7,14-25: „Denn wir wissen, dass das Gesetz geistlich ist; ich aber bin fleischlich, unter die Sünde verkauft. 15 Denn ich weiß nicht, was ich tue. Denn ich tue nicht, was ich will; sondern was ich hasse, das tue ich. 16 Wenn ich aber das tue, was ich nicht will, so gebe ich zu, dass das Gesetz gut ist. 17 So tue nun nicht ich es, sondern die Sünde, die in mir wohnt. 18 Denn ich weiß, dass in mir, das heißt in meinem Fleisch, nichts Gutes wohnt.
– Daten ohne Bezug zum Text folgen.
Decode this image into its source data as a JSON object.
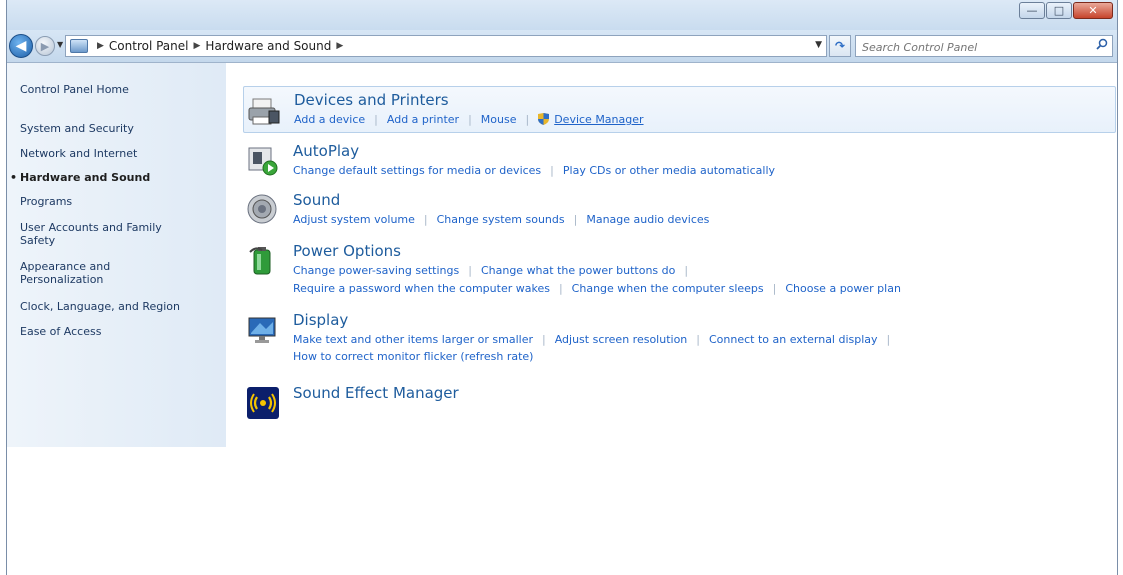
{
  "window": {
    "caption_buttons": {
      "minimize": "—",
      "maximize": "□",
      "close": "✕"
    }
  },
  "navbar": {
    "breadcrumb": [
      "Control Panel",
      "Hardware and Sound"
    ],
    "search_placeholder": "Search Control Panel"
  },
  "sidebar": {
    "items": [
      {
        "label": "Control Panel Home",
        "current": false
      },
      {
        "label": "System and Security",
        "current": false
      },
      {
        "label": "Network and Internet",
        "current": false
      },
      {
        "label": "Hardware and Sound",
        "current": true
      },
      {
        "label": "Programs",
        "current": false
      },
      {
        "label": "User Accounts and Family Safety",
        "current": false
      },
      {
        "label": "Appearance and Personalization",
        "current": false
      },
      {
        "label": "Clock, Language, and Region",
        "current": false
      },
      {
        "label": "Ease of Access",
        "current": false
      }
    ]
  },
  "categories": [
    {
      "title": "Devices and Printers",
      "icon": "printer-icon",
      "links": [
        "Add a device",
        "Add a printer",
        "Mouse",
        "Device Manager"
      ]
    },
    {
      "title": "AutoPlay",
      "icon": "autoplay-icon",
      "links": [
        "Change default settings for media or devices",
        "Play CDs or other media automatically"
      ]
    },
    {
      "title": "Sound",
      "icon": "speaker-icon",
      "links": [
        "Adjust system volume",
        "Change system sounds",
        "Manage audio devices"
      ]
    },
    {
      "title": "Power Options",
      "icon": "battery-icon",
      "links": [
        "Change power-saving settings",
        "Change what the power buttons do"
      ],
      "links2": [
        "Require a password when the computer wakes",
        "Change when the computer sleeps",
        "Choose a power plan"
      ]
    },
    {
      "title": "Display",
      "icon": "monitor-icon",
      "links": [
        "Make text and other items larger or smaller",
        "Adjust screen resolution",
        "Connect to an external display"
      ],
      "links2": [
        "How to correct monitor flicker (refresh rate)"
      ]
    },
    {
      "title": "Sound Effect Manager",
      "icon": "sound-effect-icon",
      "links": []
    }
  ]
}
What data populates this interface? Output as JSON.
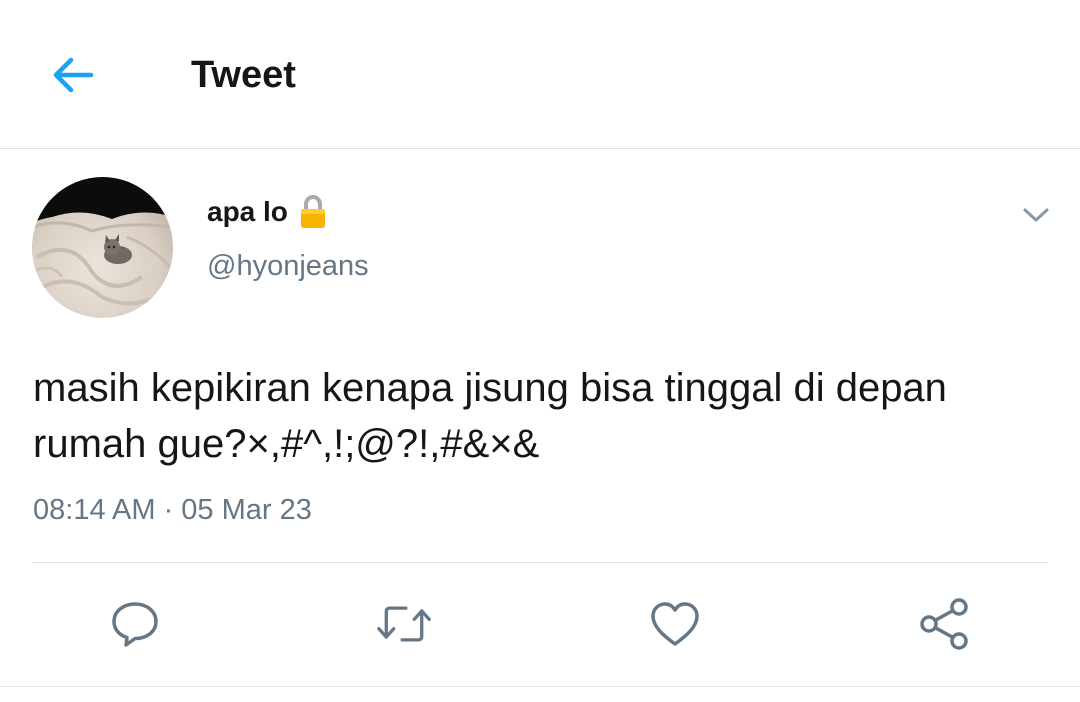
{
  "header": {
    "title": "Tweet",
    "back_icon": "arrow-left-icon",
    "accent_color": "#1da1f2"
  },
  "author": {
    "display_name": "apa lo",
    "handle": "@hyonjeans",
    "protected_icon": "lock-icon",
    "menu_icon": "chevron-down-icon",
    "avatar": "cat-on-bedsheet-photo"
  },
  "tweet": {
    "text": "masih kepikiran kenapa jisung bisa tinggal di depan rumah gue?×,#^,!;@?!,#&×&",
    "timestamp": "08:14 AM · 05 Mar 23"
  },
  "actions": [
    {
      "icon": "reply-icon"
    },
    {
      "icon": "retweet-icon"
    },
    {
      "icon": "like-icon"
    },
    {
      "icon": "share-icon"
    }
  ],
  "colors": {
    "text_primary": "#14171a",
    "text_secondary": "#657786",
    "icon_gray": "#657786",
    "divider": "#dfe3e6"
  }
}
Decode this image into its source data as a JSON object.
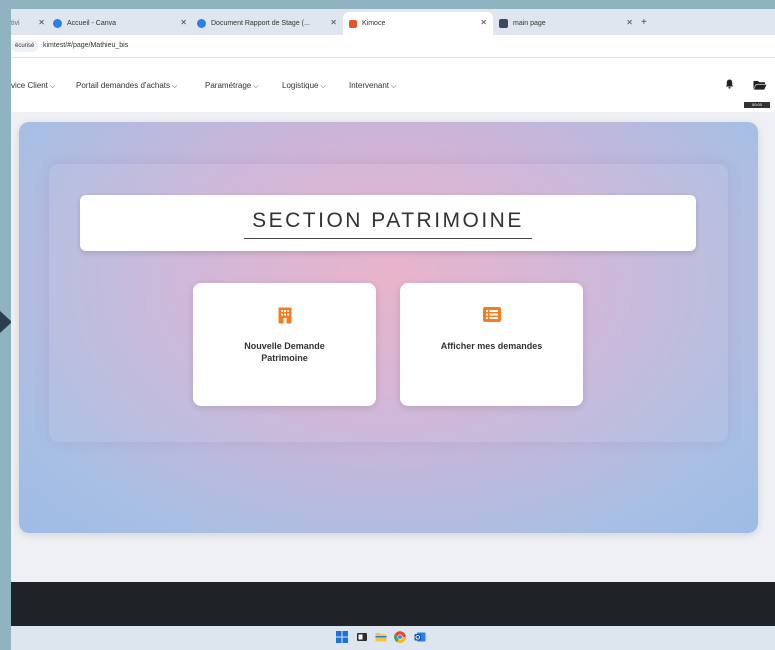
{
  "browser": {
    "tabs": [
      {
        "label": "tivi",
        "active": false
      },
      {
        "label": "Accueil - Canva",
        "active": false
      },
      {
        "label": "Document Rapport de Stage (...",
        "active": false
      },
      {
        "label": "Kimoce",
        "active": true
      },
      {
        "label": "main page",
        "active": false
      }
    ],
    "new_tab": "+",
    "secure_label": "écurisé",
    "url": "kimtest/#/page/Mathieu_bis"
  },
  "nav": {
    "items": [
      "vice Client",
      "Portail demandes d'achats",
      "Paramétrage",
      "Logistique",
      "Intervenant"
    ],
    "badge": "00:00"
  },
  "section": {
    "title": "SECTION PATRIMOINE",
    "actions": [
      {
        "label": "Nouvelle Demande Patrimoine",
        "icon": "building-icon"
      },
      {
        "label": "Afficher mes demandes",
        "icon": "list-icon"
      }
    ]
  },
  "colors": {
    "accent": "#f57c1f",
    "footer": "#1f2226",
    "taskbar": "#dde6ef"
  }
}
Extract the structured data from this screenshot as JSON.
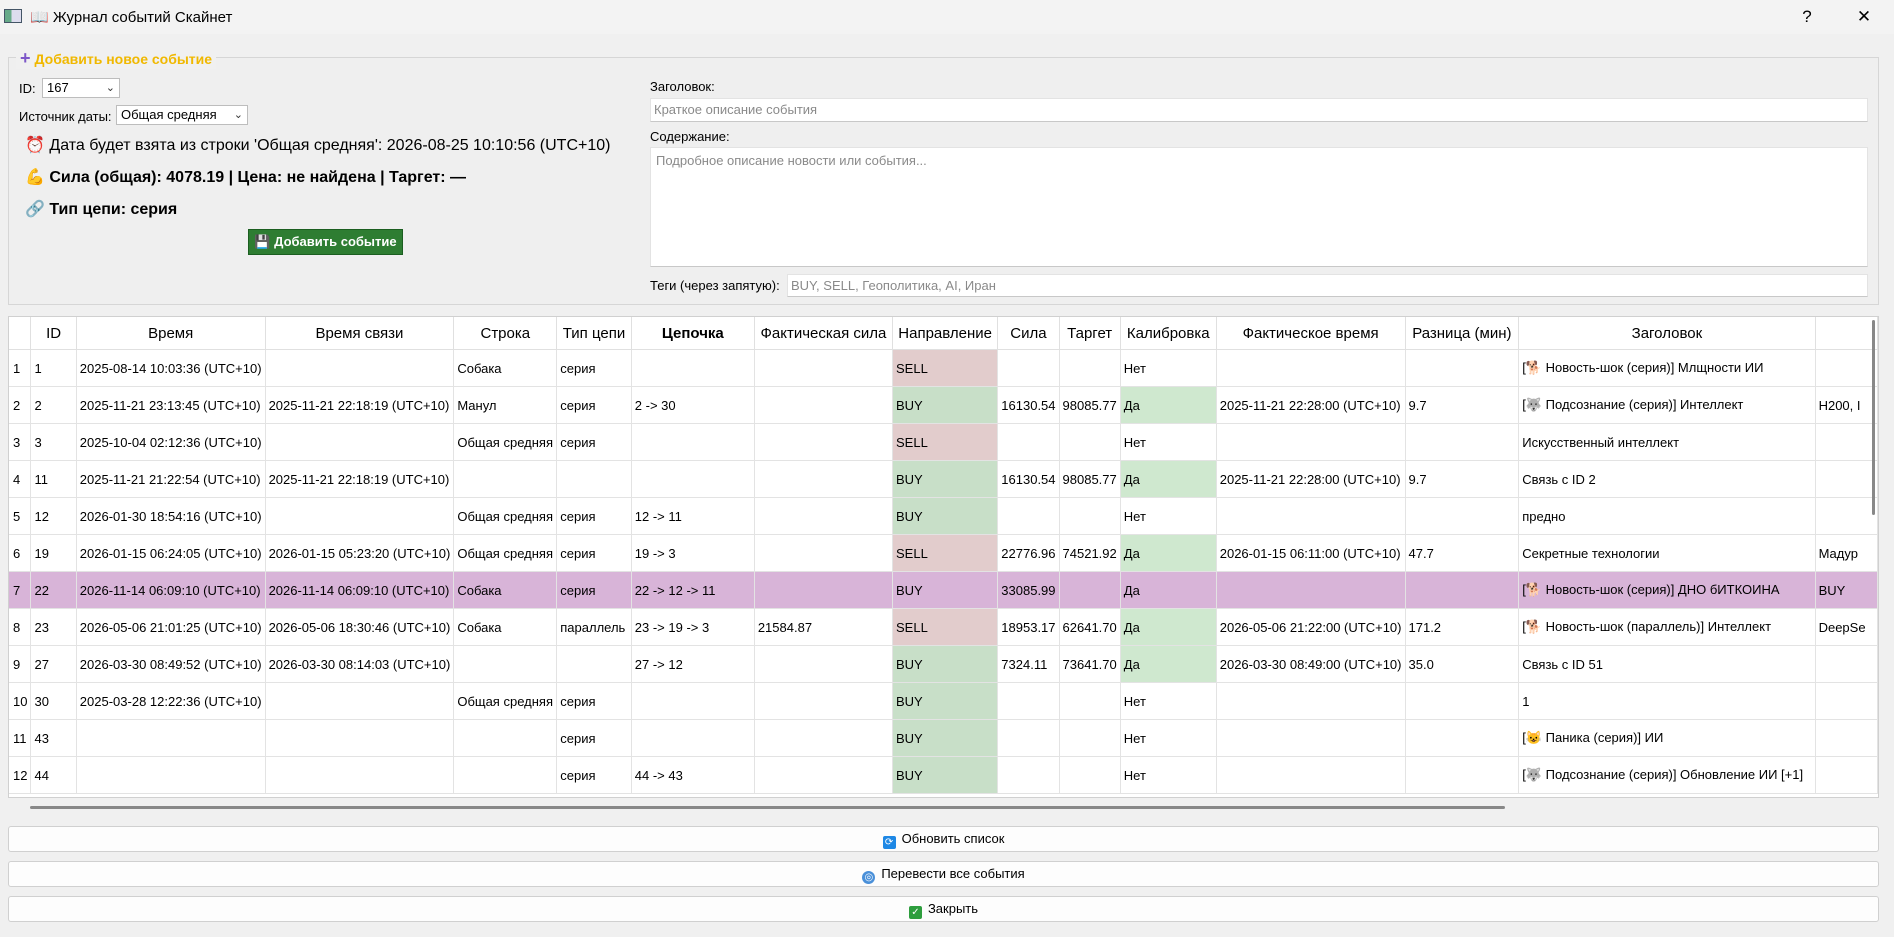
{
  "window": {
    "title": "📖 Журнал событий Скайнет",
    "help_label": "?",
    "close_label": "✕"
  },
  "form": {
    "group_title": "Добавить новое событие",
    "id_label": "ID:",
    "id_value": "167",
    "date_source_label": "Источник даты:",
    "date_source_value": "Общая средняя",
    "date_info": "⏰ Дата будет взята из строки 'Общая средняя': 2026-08-25 10:10:56 (UTC+10)",
    "power_info": "💪 Сила (общая): 4078.19 | Цена: не найдена | Таргет: —",
    "chain_info": "🔗 Тип цепи: серия",
    "add_button": "💾 Добавить событие",
    "headline_label": "Заголовок:",
    "headline_placeholder": "Краткое описание события",
    "content_label": "Содержание:",
    "content_placeholder": "Подробное описание новости или события...",
    "tags_label": "Теги (через запятую):",
    "tags_placeholder": "BUY, SELL, Геополитика, AI, Иран"
  },
  "table": {
    "columns": [
      "",
      "ID",
      "Время",
      "Время связи",
      "Строка",
      "Тип цепи",
      "Цепочка",
      "Фактическая сила",
      "Направление",
      "Сила",
      "Таргет",
      "Калибровка",
      "Фактическое время",
      "Разница (мин)",
      "Заголовок",
      ""
    ],
    "rows": [
      [
        "1",
        "1",
        "2025-08-14 10:03:36 (UTC+10)",
        "",
        "Собака",
        "серия",
        "",
        "",
        "SELL",
        "",
        "",
        "Нет",
        "",
        "",
        "[🐕 Новость-шок (серия)] Млщности ИИ",
        ""
      ],
      [
        "2",
        "2",
        "2025-11-21 23:13:45 (UTC+10)",
        "2025-11-21 22:18:19 (UTC+10)",
        "Манул",
        "серия",
        "2 -> 30",
        "",
        "BUY",
        "16130.54",
        "98085.77",
        "Да",
        "2025-11-21 22:28:00 (UTC+10)",
        "9.7",
        "[🐺 Подсознание (серия)] Интеллект",
        "H200, I"
      ],
      [
        "3",
        "3",
        "2025-10-04 02:12:36 (UTC+10)",
        "",
        "Общая средняя",
        "серия",
        "",
        "",
        "SELL",
        "",
        "",
        "Нет",
        "",
        "",
        "Искусственный интеллект",
        ""
      ],
      [
        "4",
        "11",
        "2025-11-21 21:22:54 (UTC+10)",
        "2025-11-21 22:18:19 (UTC+10)",
        "",
        "",
        "",
        "",
        "BUY",
        "16130.54",
        "98085.77",
        "Да",
        "2025-11-21 22:28:00 (UTC+10)",
        "9.7",
        "Связь с ID 2",
        ""
      ],
      [
        "5",
        "12",
        "2026-01-30 18:54:16 (UTC+10)",
        "",
        "Общая средняя",
        "серия",
        "12 -> 11",
        "",
        "BUY",
        "",
        "",
        "Нет",
        "",
        "",
        "преднo",
        ""
      ],
      [
        "6",
        "19",
        "2026-01-15 06:24:05 (UTC+10)",
        "2026-01-15 05:23:20 (UTC+10)",
        "Общая средняя",
        "серия",
        "19 -> 3",
        "",
        "SELL",
        "22776.96",
        "74521.92",
        "Да",
        "2026-01-15 06:11:00 (UTC+10)",
        "47.7",
        "Секретные технологии",
        "Мадур"
      ],
      [
        "7",
        "22",
        "2026-11-14 06:09:10 (UTC+10)",
        "2026-11-14 06:09:10 (UTC+10)",
        "Собака",
        "серия",
        "22 -> 12 -> 11",
        "",
        "BUY",
        "33085.99",
        "",
        "Да",
        "",
        "",
        "[🐕 Новость-шок (серия)] ДНО бИТКОИНА",
        "BUY"
      ],
      [
        "8",
        "23",
        "2026-05-06 21:01:25 (UTC+10)",
        "2026-05-06 18:30:46 (UTC+10)",
        "Собака",
        "параллель",
        "23 -> 19 -> 3",
        "21584.87",
        "SELL",
        "18953.17",
        "62641.70",
        "Да",
        "2026-05-06 21:22:00 (UTC+10)",
        "171.2",
        "[🐕 Новость-шок (параллель)] Интеллект",
        "DeepSe"
      ],
      [
        "9",
        "27",
        "2026-03-30 08:49:52 (UTC+10)",
        "2026-03-30 08:14:03 (UTC+10)",
        "",
        "",
        "27 -> 12",
        "",
        "BUY",
        "7324.11",
        "73641.70",
        "Да",
        "2026-03-30 08:49:00 (UTC+10)",
        "35.0",
        "Связь с ID 51",
        ""
      ],
      [
        "10",
        "30",
        "2025-03-28 12:22:36 (UTC+10)",
        "",
        "Общая средняя",
        "серия",
        "",
        "",
        "BUY",
        "",
        "",
        "Нет",
        "",
        "",
        "1",
        ""
      ],
      [
        "11",
        "43",
        "",
        "",
        "",
        "серия",
        "",
        "",
        "BUY",
        "",
        "",
        "Нет",
        "",
        "",
        "[😺 Паника (серия)] ИИ",
        ""
      ],
      [
        "12",
        "44",
        "",
        "",
        "",
        "серия",
        "44 -> 43",
        "",
        "BUY",
        "",
        "",
        "Нет",
        "",
        "",
        "[🐺 Подсознание (серия)] Обновление ИИ [+1]",
        ""
      ]
    ],
    "selected_row": 6
  },
  "buttons": {
    "refresh": "Обновить список",
    "translate": "Перевести все события",
    "close": "Закрыть"
  },
  "colors": {
    "buy": "#c8dfc8",
    "sell": "#e2cccc",
    "selected": "#d8b4d8",
    "add_button": "#2e7d32",
    "group_title": "#f0b800"
  }
}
Wollen habe ich wohl, aber das Gute vollbringen kann ich nicht. 19 Denn das Gute, das ich will, das tue ich nicht; sondern das Böse, das ich nicht will, das tue ich. 20 Wenn ich aber tue, was ich nicht will, so tue nicht ich es, sondern die Sünde, die in mir wohnt. 21 So finde ich nun das Gesetz, dass mir, der ich das Gute tun will, das Böse anhängt. 22 Denn ich habe Lust an Gottes Gesetz nach dem inwendigen Menschen. 23 Ich sehe aber ein anderes Gesetz in meinen Gliedern, das widerstreitet dem Gesetz in meinem Gemüt und hält mich gefangen im Gesetz der Sünde, das in meinen Gliedern ist. 24 Ich elender Mensch! Wer wird mich erlösen von diesem todverfallenen Leibe? 25 Dank sei Gott durch Jesus Christus, unsern Herrn! So diene ich nun mit dem Gemüt dem Gesetz Gottes, aber mit dem Fleisch dem Gesetz der Sünde.“
Ab Römer 7,14 beginnt ein in der Auslegung ziemlich umstrittener Abschnitt. Die Ausleger sind sich uneins darüber, ob Paulus hier über seine Zeit vor seiner Bekehrung oder nach seiner Bekehrung schreibt. Das beginnt schon damit, dass Paulus in Vers 14 schreibt, dass er fleischlich ist. Manche Ausleger sagen, dass das keinen Christen beschreibt. Andere hingegen verweisen darauf, dass Paulus hier eindeutig in der Gegenwartsform schreibt. Ich gehe davon aus, dass Paulus hier tatsächlich als Christ schreibt, der den typischen Kampf eines jeden Christen beschreibt. Denn einerseits haben wir als Christen einen neuen Willen, mit dem wir Gott gefallen wollen. Doch andererseits leben wir auch immer noch im sündigen Fleisch, das die Sünde leibt. Paulus beschreibt seine Identität aber eben nicht als die der Sündennatur, sondern als die eines Menschen, der Gott liebt und seinen Willen tun will und die Sünde hasst (die er aber im Fleisch trotzdem noch weiter tut). In gewisser Weise distanziert sich Paulus also bewusst von der Sünde, die in ihm wohnt. Sie definiert ihn nicht mehr, auch wenn sie immer mal wieder sein Handeln bestimmt.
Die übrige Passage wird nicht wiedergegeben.